Samedi dernier, on s’est retrouvés à la Raie’gate à six heures du matin avec des copains, pour voir la finale PSG-Arsenal. On était de l’autre côté de la planète, dans un café face à Taha’a, à regarder un match de foot à l’heure où le soleil se lève. Il y a des moments où on se rend compte de l’endroit où on est. Celui-là en était un.

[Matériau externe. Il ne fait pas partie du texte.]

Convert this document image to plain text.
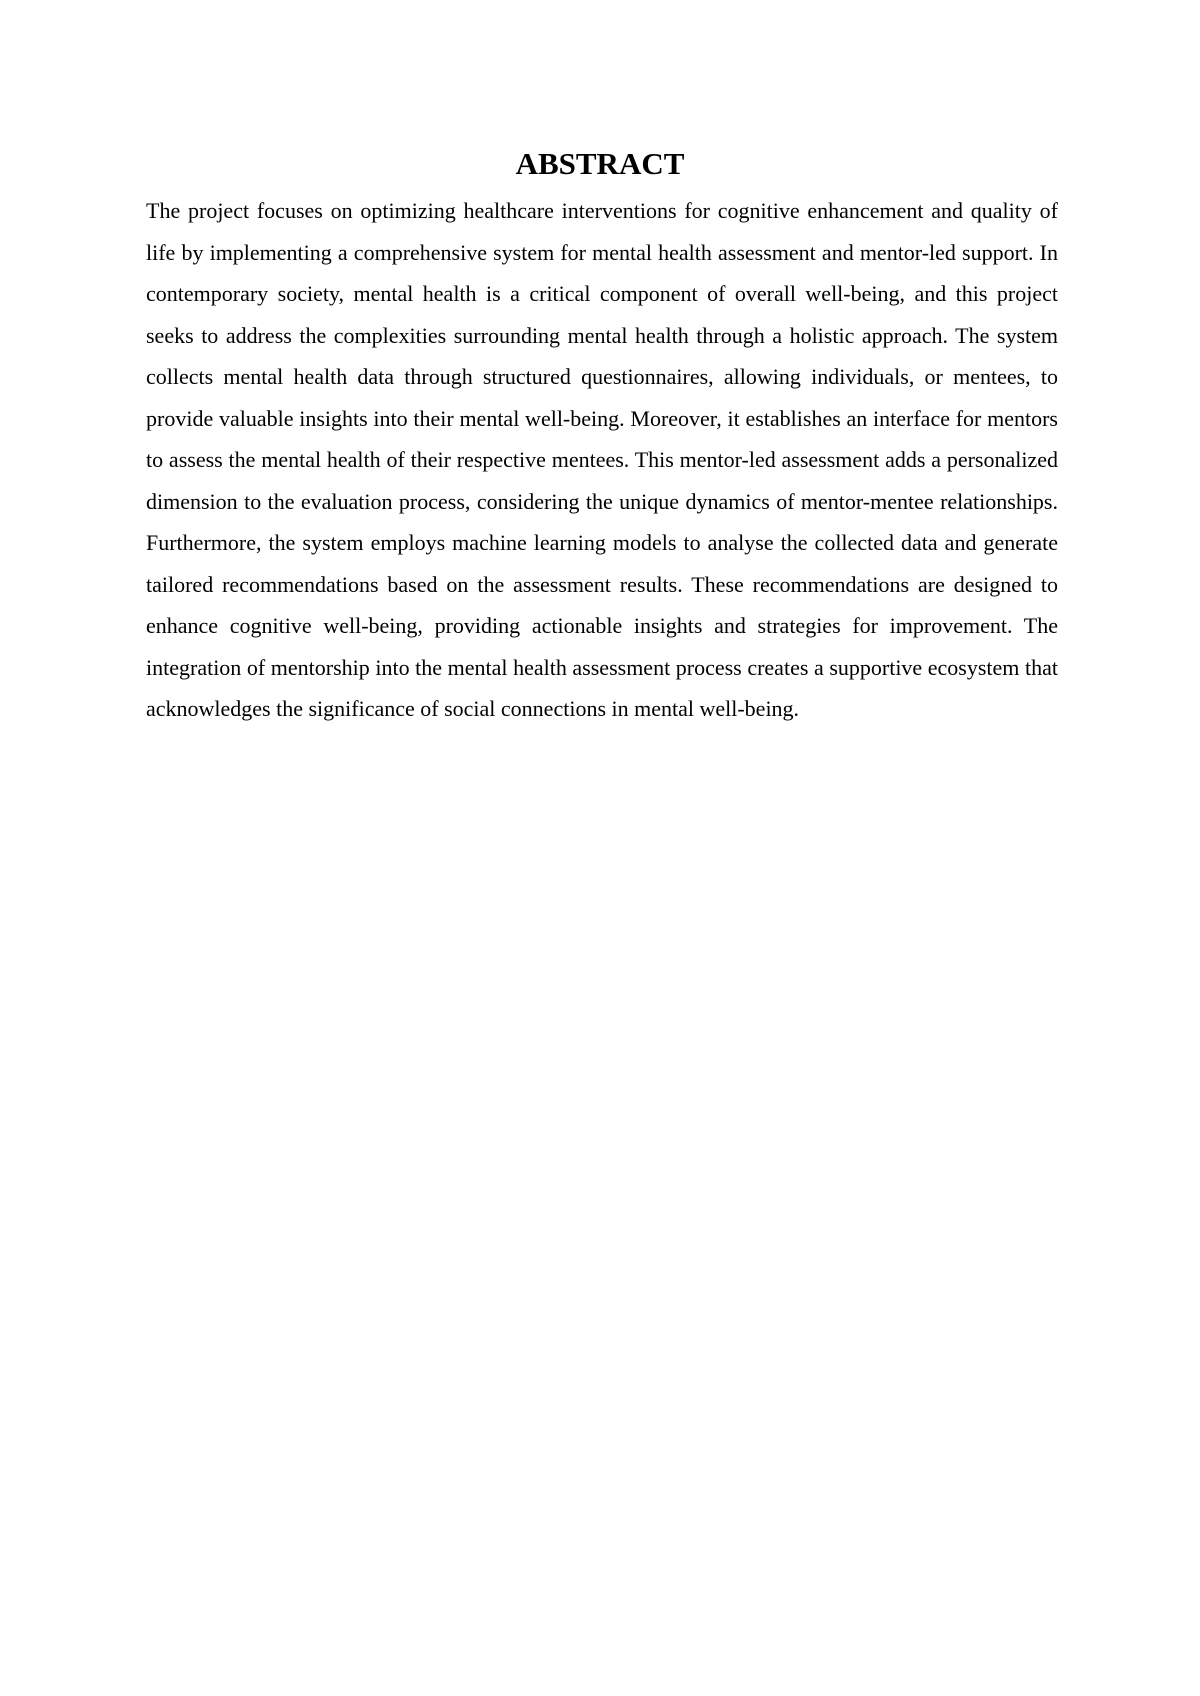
ABSTRACT

The project focuses on optimizing healthcare interventions for cognitive enhancement and quality of life by implementing a comprehensive system for mental health assessment and mentor-led support. In contemporary society, mental health is a critical component of overall well-being, and this project seeks to address the complexities surrounding mental health through a holistic approach. The system collects mental health data through structured questionnaires, allowing individuals, or mentees, to provide valuable insights into their mental well-being. Moreover, it establishes an interface for mentors to assess the mental health of their respective mentees. This mentor-led assessment adds a personalized dimension to the evaluation process, considering the unique dynamics of mentor-mentee relationships. Furthermore, the system employs machine learning models to analyse the collected data and generate tailored recommendations based on the assessment results. These recommendations are designed to enhance cognitive well-being, providing actionable insights and strategies for improvement. The integration of mentorship into the mental health assessment process creates a supportive ecosystem that acknowledges the significance of social connections in mental well-being.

Une terrasse, et puis l’autre
Avant, on en rêvait. À l’arrivée, on cherchait un bord de mer qu’on n’a pas trouvé. Dans notre première maison à Avera, on se plaignait de ne pas avoir de vraie terrasse. On avait un carport qui en faisait office, vue sur la pente de la résidence. Ce n’était pas ce qu’on s’était imaginé.
Ici, on a une terrasse ouverte sur le lagon. C’est le charme de la maison. On y a fini par mettre un salon de jardin pour un coin calme, un peu à l’écart de la table à manger.

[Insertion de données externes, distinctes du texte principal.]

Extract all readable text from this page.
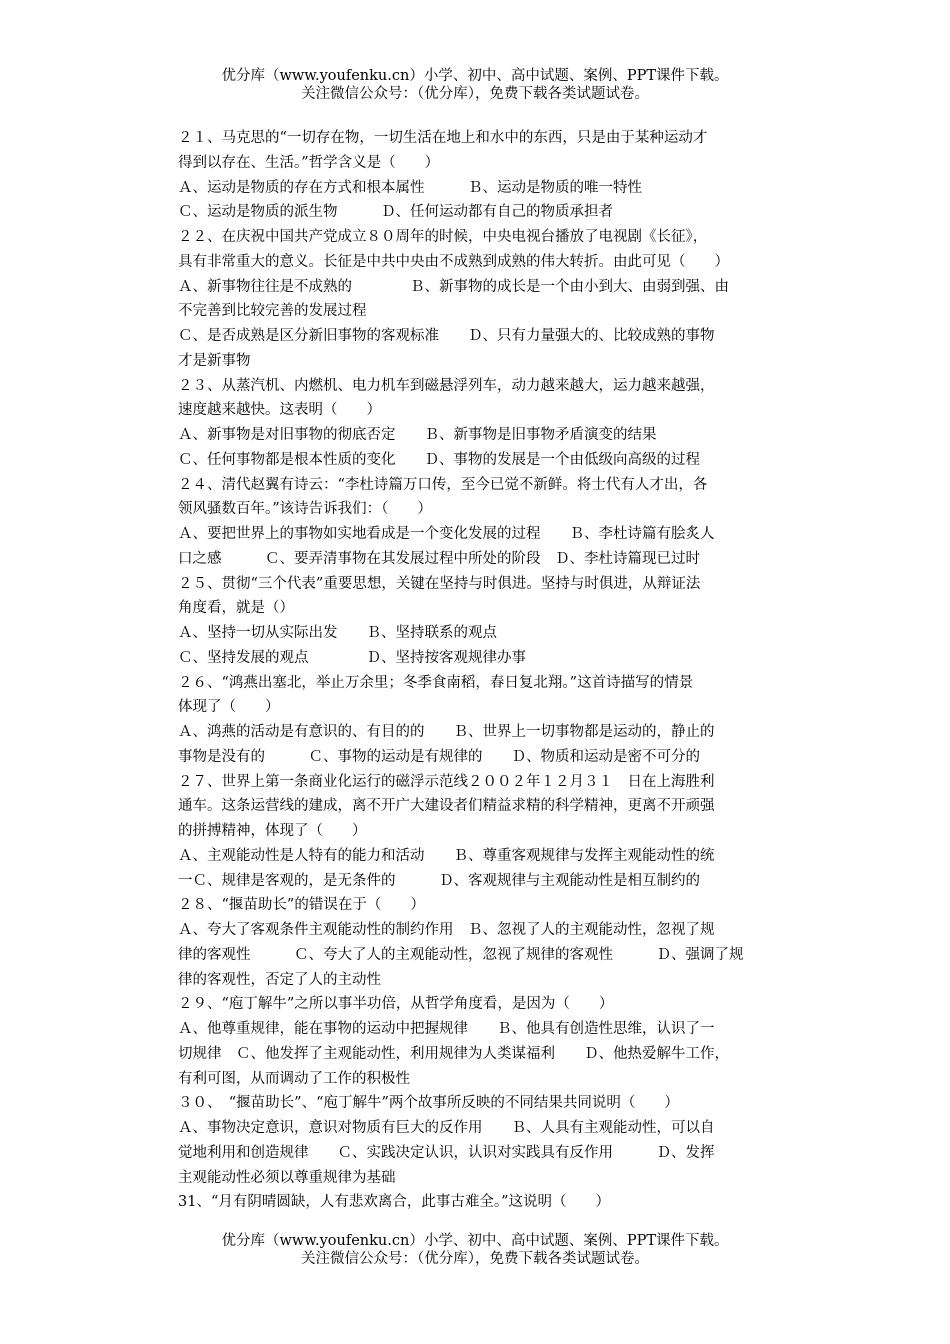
优分库（www.youfenku.cn）小学、初中、高中试题、案例、PPT课件下载。
关注微信公众号：（优分库），免费下载各类试题试卷。
２１、马克思的“一切存在物，一切生活在地上和水中的东西，只是由于某种运动才
得到以存在、生活。”哲学含义是（　　）
Ａ、运动是物质的存在方式和根本属性　　　Ｂ、运动是物质的唯一特性
Ｃ、运动是物质的派生物　　　Ｄ、任何运动都有自己的物质承担者
２２、在庆祝中国共产党成立８０周年的时候，中央电视台播放了电视剧《长征》，
具有非常重大的意义。长征是中共中央由不成熟到成熟的伟大转折。由此可见（　　）
Ａ、新事物往往是不成熟的　　　　Ｂ、新事物的成长是一个由小到大、由弱到强、由
不完善到比较完善的发展过程
Ｃ、是否成熟是区分新旧事物的客观标准　　Ｄ、只有力量强大的、比较成熟的事物
才是新事物
２３、从蒸汽机、内燃机、电力机车到磁悬浮列车，动力越来越大，运力越来越强，
速度越来越快。这表明（　　）
Ａ、新事物是对旧事物的彻底否定　　Ｂ、新事物是旧事物矛盾演变的结果
Ｃ、任何事物都是根本性质的变化　　Ｄ、事物的发展是一个由低级向高级的过程
２４、清代赵翼有诗云：“李杜诗篇万口传，至今已觉不新鲜。将士代有人才出，各
领风骚数百年。”该诗告诉我们：（　　）
Ａ、要把世界上的事物如实地看成是一个变化发展的过程　　Ｂ、李杜诗篇有脍炙人
口之感　　　Ｃ、要弄清事物在其发展过程中所处的阶段　Ｄ、李杜诗篇现已过时
２５、贯彻“三个代表”重要思想，关键在坚持与时俱进。坚持与时俱进，从辩证法
角度看，就是（）
Ａ、坚持一切从实际出发　　Ｂ、坚持联系的观点
Ｃ、坚持发展的观点　　　　Ｄ、坚持按客观规律办事
２６、“鸿燕出塞北，举止万余里；冬季食南稻，春日复北翔。”这首诗描写的情景
体现了（　　）
Ａ、鸿燕的活动是有意识的、有目的的　　Ｂ、世界上一切事物都是运动的，静止的
事物是没有的　　　Ｃ、事物的运动是有规律的　　Ｄ、物质和运动是密不可分的
２７、世界上第一条商业化运行的磁浮示范线２００２年１２月３１　日在上海胜利
通车。这条运营线的建成，离不开广大建设者们精益求精的科学精神，更离不开顽强
的拼搏精神，体现了（　　）
Ａ、主观能动性是人特有的能力和活动　　Ｂ、尊重客观规律与发挥主观能动性的统
一Ｃ、规律是客观的，是无条件的　　　Ｄ、客观规律与主观能动性是相互制约的
２８、“揠苗助长”的错误在于（　　）
Ａ、夸大了客观条件主观能动性的制约作用　Ｂ、忽视了人的主观能动性，忽视了规
律的客观性　　　Ｃ、夸大了人的主观能动性，忽视了规律的客观性　　　Ｄ、强调了规
律的客观性，否定了人的主动性
２９、“庖丁解牛”之所以事半功倍，从哲学角度看，是因为（　　）
Ａ、他尊重规律，能在事物的运动中把握规律　　Ｂ、他具有创造性思维，认识了一
切规律　Ｃ、他发挥了主观能动性，利用规律为人类谋福利　　Ｄ、他热爱解牛工作，
有利可图，从而调动了工作的积极性
３０、　“揠苗助长”、“庖丁解牛”两个故事所反映的不同结果共同说明（　　）
Ａ、事物决定意识，意识对物质有巨大的反作用　　Ｂ、人具有主观能动性，可以自
觉地利用和创造规律　　Ｃ、实践决定认识，认识对实践具有反作用　　　Ｄ、发挥
主观能动性必须以尊重规律为基础
31、“月有阴晴圆缺，人有悲欢离合，此事古难全。”这说明（　　）
优分库（www.youfenku.cn）小学、初中、高中试题、案例、PPT课件下载。
关注微信公众号：（优分库），免费下载各类试题试卷。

Au retour de l’école, ça s’anime. Les enfants se jettent à la piscine, qui donne sur la terrasse. Amir sort sa trottinette, ou alors il fait son Sonic. Il court autour de la table, les bras tirés derrière comme dans le dessin animé, pour aller plus vite. Iris s’installe au salon de jardin avec ses feutres et ses feuilles. Elle colorie pendant des heures, appliquée, concentrée sur chaque détail, dans sa bulle. Alice rentre, sort son tapis, fait son sport, ou se pose avec un livre. Moi j’ouvre l’ordinateur. Chacun a son coin sans qu’on l’ait jamais décidé. On y mange le week-end et certains soirs. On entend les vagues. On voit les bateaux de croisière passer par la passe au matin.

Et puis il y a les autres moments. Les enfants à l’école, Alice sur Taha’a, la pluie qui tombe. Je passe sur la terrasse en allant chercher quelque chose dans la maison. Je vois la table mouillée, les chaises vides, le lagon gris derrière. Ça aussi, c’est notre terrasse. C’est peut-être même celle qu’on reconnaît le mieux.
Une carte qu’on n’a pas choisie
Une route, un marché, des amis en bas, un parcours, un café, une terrasse. Ce n’est pas grand-chose. Ce n’est pas spectaculaire. Ce n’est sur aucun guide. Et pourtant tous ces endroits portent des prénoms. Lucas qui croise notre route. Donald qu’on continue de saluer. Une vendeuse dont je connais maintenant la famille. Gus qui court après les clients pour leur dire bonjour. Un magicien qui est devenu un ami. Certaines choses nous étonnent encore. Mais celles-là, on les fait sans y penser. C’est peut-être ça qu’on n’avait pas vu venir : qu’on finirait par avoir une vie ici, et que cette vie tiendrait dans des endroits qu’on traverse en boucle, parce qu’on y retrouve des visages qu’on connaît.